It’s an easy mistake.

We’ve all done it.

Heck, some of us are doing it right now.

You plan your travels, you look at maps, apps and blog posts. You scrimp and save  and go without.

No dining out, no Starbucks, no pay T.V and a night out on the town?

Forget about it.

Fun is pretty much band.

You’re sacrificing your happiness for travel.

Sure, life sucks at the moment but it’ll be worth it in the end, and you’ll do a little happy dance when you hop on that plane.

Woman in white cape

Most of us are brought up to think this way, we’re encouraged, applauded even, to set goals and make sacrifices to achieve them.

Goals are fantastic, they give us something to look forward to and work towards. They’re what dreams become when we take action, and help us live a life of our own creation.

The thing is, we risk being so caught up in our goals and thoughts of our exciting future, that we forget to enjoy our life right now.

And we lose sight of our happiness as we become more and more attached to those goals

Take this young work colleague of mine. She’s been saving hard for a three month trip around Europe, by doing extra shifts and working weekends.

She hadn’t had a night out in ages, but she was happy to make sacrifices for her big trip – she was making her dreams come true.

But she was miserable.

Working all the time, going without – not having fun – had sucked those shining dreams right out of her.
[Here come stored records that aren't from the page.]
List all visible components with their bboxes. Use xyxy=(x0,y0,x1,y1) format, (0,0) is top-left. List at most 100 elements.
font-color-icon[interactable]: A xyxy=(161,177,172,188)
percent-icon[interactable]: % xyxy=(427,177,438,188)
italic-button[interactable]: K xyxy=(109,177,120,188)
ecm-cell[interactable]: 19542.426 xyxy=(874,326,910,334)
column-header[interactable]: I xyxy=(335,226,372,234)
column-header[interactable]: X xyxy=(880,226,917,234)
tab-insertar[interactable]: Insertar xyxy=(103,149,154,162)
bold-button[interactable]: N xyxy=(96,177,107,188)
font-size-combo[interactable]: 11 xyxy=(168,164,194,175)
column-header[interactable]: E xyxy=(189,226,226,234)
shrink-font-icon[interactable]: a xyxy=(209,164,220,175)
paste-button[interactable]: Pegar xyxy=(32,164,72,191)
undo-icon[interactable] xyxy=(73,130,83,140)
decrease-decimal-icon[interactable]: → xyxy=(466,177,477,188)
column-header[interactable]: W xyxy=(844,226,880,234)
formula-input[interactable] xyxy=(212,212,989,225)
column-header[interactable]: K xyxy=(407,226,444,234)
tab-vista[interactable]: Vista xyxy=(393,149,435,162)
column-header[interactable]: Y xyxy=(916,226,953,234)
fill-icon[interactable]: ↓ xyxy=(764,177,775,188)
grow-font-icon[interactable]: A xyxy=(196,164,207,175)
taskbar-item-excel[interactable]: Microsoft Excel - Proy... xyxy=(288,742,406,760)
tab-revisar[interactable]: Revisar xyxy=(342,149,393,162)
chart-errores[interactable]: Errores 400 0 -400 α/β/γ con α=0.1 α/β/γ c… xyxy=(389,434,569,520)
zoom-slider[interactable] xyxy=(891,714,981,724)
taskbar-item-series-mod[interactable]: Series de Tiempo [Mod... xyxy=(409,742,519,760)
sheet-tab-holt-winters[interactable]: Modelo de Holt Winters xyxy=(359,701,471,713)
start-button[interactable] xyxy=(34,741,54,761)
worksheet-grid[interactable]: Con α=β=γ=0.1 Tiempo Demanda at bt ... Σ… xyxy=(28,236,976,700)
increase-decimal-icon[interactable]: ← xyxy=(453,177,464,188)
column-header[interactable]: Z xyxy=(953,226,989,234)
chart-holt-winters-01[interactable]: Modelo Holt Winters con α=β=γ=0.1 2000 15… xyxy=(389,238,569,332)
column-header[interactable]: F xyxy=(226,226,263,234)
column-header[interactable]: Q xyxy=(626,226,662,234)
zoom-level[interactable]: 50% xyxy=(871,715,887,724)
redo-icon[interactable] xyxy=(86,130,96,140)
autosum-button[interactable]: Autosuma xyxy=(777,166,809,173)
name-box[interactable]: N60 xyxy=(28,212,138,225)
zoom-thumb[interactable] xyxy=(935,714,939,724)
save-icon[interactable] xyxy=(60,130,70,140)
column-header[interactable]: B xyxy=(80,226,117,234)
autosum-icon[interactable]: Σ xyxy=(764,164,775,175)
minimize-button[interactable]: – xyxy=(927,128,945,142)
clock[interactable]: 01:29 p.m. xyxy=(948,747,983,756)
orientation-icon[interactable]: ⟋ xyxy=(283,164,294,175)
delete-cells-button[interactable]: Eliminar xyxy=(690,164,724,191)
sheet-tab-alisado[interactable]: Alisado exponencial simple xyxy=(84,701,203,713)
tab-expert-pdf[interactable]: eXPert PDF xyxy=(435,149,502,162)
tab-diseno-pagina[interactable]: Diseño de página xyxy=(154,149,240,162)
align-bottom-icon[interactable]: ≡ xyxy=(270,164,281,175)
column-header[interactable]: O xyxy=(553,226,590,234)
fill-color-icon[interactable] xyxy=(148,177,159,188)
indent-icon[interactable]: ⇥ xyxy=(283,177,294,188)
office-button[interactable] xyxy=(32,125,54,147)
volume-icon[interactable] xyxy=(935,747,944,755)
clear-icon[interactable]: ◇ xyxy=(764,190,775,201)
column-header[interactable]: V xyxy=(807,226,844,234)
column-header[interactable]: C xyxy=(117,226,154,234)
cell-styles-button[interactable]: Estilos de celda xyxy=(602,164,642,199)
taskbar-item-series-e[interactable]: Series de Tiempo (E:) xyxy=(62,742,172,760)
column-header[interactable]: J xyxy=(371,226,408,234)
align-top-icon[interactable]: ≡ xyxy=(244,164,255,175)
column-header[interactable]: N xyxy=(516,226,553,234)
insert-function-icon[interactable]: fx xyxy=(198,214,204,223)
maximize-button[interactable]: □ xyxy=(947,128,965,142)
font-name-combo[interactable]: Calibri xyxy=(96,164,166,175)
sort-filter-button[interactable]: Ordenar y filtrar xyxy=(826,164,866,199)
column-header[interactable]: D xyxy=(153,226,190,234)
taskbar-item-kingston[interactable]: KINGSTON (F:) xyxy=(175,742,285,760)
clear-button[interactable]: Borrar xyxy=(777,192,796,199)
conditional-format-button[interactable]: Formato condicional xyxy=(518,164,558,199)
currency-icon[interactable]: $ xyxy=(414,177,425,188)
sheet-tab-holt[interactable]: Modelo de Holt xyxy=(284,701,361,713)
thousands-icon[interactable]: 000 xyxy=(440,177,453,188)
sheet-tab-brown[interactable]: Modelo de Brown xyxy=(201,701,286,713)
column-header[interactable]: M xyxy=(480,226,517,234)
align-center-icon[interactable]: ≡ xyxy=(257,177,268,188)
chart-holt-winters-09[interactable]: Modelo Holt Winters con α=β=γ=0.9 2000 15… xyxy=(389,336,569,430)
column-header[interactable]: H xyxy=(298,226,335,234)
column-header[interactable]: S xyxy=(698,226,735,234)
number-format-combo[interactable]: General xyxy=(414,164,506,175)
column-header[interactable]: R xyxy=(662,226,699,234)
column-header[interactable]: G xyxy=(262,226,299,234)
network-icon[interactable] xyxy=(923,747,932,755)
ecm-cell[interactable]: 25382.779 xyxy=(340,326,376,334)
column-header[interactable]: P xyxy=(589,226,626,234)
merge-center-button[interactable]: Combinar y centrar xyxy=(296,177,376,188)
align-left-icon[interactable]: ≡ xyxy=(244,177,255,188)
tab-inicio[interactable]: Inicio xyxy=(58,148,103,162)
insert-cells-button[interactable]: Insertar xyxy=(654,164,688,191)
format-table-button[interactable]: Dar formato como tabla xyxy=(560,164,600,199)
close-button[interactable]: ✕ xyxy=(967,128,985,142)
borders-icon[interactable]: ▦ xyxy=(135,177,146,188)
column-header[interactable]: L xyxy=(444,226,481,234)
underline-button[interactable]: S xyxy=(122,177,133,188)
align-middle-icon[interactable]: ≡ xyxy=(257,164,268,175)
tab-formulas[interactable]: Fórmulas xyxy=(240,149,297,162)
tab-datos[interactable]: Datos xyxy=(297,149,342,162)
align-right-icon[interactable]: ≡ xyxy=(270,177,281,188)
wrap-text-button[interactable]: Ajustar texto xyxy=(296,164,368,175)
She was tired, lethargic and just plain fed up.

She was sacrificing her happiness for travel.

We’ve sacrificed our happiness for travel too. And I guess it seems like it was worth it, we’ve had some amazing experiences that we wouldn’t trade for anything.

But joy comes from the soul, it needs to be cared for and nurtured; it’s not a destination, or the result of some grand achievement .

Andrew and elephants

One morning she greeted me with a dazzling smile, joy beaming out like a ray of sunshine. She’d taken the weekend off to go out with her friends and couldn’t believe how fantastic she felt.

She’d reignited the fire in her belly that was her travel dreams, and her joy was bubbling over.

It was wonderful to see and made me smile.

 

Whatever happens, whatever you experience, feel, think, do – it’s always now. It’s all there is. – Eckart Tolle

 

All a person has is right now, but we forget to enjoy what now is giving us.  Our “monkey minds” as Buddhists call them, focuses on a future that promises more excitement, more thrills, more fulfilment.

More happiness.

When that future is never guaranteed.

This was made very real to me, when another work colleague, died suddenly and tragically the day before he was to take a trip on the Ghan Railway. He’d been looking forward to it for a while, and it saddens me that he never got to take that train journey.

But it’s also comforting to know he was enjoying the gifts of nature and died doing something he loved.

He didn’t sacrifice his happiness waiting for a better tomorrow.

Colourful girls in water - Varkala

It’s not that I’m saying we shouldn’t strive for something better. Or not to have dreams and goals. Or even that we shouldn’t look forward to a better tomorrow; when looking forward has the power to thrill and tantalize us right now.

But I am saying, not to focus so hard on your travel dreams you sacrifice your happiness and lose your zest for life.

You owe it to yourself to enjoy every moment of your life not just the ones that happen while you’re travelling. It’s a cliché, but truly, we should be living each day as if it’s our last.

Don’t let those precious moments slip away thinking they’re worthless, of no value, because something better is on its way.

What if you’re so busy thinking of your trip you miss something beautiful and amazing that’s happening right now.

Slow down.

Breathe.

Open your eyes and look around.

Take a break from whatever you’re doing and have some fun.

Relish the moment and find gratitude for what’s here instead of worrying about what isn’t.

Another word for now is present, and it truly is a gift.  

 

 

What do you think? Do you agree or disagree?